I need to break up my duplex service and would like to encapsulate the large transfers into one service and retrieve from other(s). I used to have it all in one service but now need to switch from buffered to streaming to account for size/memory accommodations. I have seen a few questions here and here but they are quite old
What would I use for IPC between services, a namedPipe?
Service A exposes 2 methods Guid Upload(stream)
,Stream Download(Guid)
and uses net.tcp streaming, this is working well,
Now I would like to persist to Service B? Would this be the namedPipe WCF?

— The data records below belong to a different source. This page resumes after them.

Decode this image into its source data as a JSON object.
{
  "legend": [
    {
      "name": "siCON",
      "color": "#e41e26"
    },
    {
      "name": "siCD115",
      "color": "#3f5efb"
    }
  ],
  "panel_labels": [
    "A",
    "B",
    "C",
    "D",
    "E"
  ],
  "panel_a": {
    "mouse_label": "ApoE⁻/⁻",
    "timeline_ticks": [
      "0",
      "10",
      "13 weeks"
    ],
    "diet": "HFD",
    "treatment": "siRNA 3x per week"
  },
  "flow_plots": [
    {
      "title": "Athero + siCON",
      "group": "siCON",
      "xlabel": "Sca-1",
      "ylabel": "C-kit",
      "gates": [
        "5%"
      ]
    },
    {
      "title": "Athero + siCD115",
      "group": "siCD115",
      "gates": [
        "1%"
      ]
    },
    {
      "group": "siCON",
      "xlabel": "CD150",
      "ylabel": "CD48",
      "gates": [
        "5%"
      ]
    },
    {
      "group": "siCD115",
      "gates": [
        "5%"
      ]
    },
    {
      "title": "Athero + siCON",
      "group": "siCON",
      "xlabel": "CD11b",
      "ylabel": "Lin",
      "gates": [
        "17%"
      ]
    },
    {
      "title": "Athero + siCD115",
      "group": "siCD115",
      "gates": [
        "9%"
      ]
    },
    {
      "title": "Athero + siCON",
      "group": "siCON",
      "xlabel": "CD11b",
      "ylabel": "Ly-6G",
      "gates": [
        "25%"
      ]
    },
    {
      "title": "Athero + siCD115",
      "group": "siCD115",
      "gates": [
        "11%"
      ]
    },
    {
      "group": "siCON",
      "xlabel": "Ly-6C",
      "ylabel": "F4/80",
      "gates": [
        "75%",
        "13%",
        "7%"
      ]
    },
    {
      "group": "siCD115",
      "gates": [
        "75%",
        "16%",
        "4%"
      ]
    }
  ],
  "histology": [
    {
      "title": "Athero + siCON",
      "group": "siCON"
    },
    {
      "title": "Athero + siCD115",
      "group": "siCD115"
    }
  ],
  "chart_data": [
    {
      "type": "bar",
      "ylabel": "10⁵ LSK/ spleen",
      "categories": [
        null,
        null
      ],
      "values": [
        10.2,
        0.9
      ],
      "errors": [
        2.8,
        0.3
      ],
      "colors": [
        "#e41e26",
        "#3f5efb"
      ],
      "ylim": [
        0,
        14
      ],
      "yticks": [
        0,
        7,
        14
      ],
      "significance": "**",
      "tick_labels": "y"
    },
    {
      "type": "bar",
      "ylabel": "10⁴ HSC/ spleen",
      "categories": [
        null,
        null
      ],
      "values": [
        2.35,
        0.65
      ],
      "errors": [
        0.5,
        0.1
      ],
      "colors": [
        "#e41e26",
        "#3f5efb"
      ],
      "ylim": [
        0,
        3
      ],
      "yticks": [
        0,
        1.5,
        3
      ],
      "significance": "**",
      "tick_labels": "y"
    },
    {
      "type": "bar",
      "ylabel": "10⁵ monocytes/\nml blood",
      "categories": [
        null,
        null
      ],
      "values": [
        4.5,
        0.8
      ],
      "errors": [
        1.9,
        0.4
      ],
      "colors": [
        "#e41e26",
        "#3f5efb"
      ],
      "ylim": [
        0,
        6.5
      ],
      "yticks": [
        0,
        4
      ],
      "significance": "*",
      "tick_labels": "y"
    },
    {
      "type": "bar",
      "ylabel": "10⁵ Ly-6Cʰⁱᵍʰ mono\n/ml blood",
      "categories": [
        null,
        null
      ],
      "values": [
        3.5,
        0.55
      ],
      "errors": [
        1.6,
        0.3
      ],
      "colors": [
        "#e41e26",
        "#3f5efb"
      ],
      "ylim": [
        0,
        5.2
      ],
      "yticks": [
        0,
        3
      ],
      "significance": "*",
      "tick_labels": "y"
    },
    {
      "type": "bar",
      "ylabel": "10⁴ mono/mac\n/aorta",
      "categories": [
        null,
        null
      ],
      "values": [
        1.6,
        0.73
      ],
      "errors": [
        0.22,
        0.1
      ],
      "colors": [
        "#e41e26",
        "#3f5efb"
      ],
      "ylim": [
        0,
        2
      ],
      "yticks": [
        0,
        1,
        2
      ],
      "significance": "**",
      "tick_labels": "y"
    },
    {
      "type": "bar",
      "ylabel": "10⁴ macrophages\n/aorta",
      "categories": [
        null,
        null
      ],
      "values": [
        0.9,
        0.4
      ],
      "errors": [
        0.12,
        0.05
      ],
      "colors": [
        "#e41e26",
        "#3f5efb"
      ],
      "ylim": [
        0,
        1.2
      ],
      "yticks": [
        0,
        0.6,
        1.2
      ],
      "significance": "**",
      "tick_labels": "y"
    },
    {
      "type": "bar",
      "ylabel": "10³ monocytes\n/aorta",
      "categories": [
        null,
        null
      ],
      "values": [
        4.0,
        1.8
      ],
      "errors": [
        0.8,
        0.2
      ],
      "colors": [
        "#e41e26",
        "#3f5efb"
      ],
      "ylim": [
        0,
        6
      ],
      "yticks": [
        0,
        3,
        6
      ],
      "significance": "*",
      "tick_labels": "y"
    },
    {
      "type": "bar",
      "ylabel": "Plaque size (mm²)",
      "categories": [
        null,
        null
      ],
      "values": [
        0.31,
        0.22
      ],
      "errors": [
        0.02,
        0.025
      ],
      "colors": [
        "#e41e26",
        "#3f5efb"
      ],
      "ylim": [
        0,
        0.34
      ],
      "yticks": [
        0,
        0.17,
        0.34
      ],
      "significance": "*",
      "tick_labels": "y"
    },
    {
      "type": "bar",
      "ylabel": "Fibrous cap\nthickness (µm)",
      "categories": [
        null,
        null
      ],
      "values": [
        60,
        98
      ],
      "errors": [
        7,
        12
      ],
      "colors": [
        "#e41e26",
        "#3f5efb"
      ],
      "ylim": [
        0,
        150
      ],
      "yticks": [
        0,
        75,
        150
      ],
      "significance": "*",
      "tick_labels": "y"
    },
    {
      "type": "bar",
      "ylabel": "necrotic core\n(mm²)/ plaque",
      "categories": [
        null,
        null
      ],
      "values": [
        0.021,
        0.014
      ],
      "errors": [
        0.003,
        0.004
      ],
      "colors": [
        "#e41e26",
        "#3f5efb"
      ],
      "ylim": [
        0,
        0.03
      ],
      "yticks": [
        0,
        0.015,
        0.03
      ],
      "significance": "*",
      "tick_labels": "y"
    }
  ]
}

Service C --> Business layer --> Service B with Guid
, retrieve and do calculations on item, persist back to B
My question is what to use for persistence/Service B
From the clients perspective
ServiceA_Proxy.Upload(someLargeItem)
returns Guid
ServiceC_Proxy.DoSomeWork(GuidFromCall_1)
ServiceA_Proxy.Download(GuidFromCall_1)
Yes you can use Named Pipes as a WCF Binding as long as comunicating processes are run on the same server. Basically you create WCF service just as if you were using any other binding like TCP/IP, but you'll need to configure your endpoint to use netNamedPipeBinding
.
If you want to persist/save the data then you can save it to files or even database, depending on your requirements. If you just wanted to keep the data until ServiceC calls for it, then Dictionary<Guid, SomeLargeItem>
would be enough.
So your flow would look like:
I'm not sure I didn't mess something up. As you can see, this is getting pretty complex. You need to ask yourself it this is the way to go and if splitting your service this way will really make it more scalable? You plan to use NamedPipes so all the processing would still be on the same machine.
You should really consider your design. Maybe splitting the funcionality into some *.dlls and calling them directly would be enough? This way you'll achieve logical separation of layers. Switching from buffered to streaming communication doesn't require you to split your logic into more services.
And if you want true scalability, consider using queues (for example MSMQ) and separate machines for each service.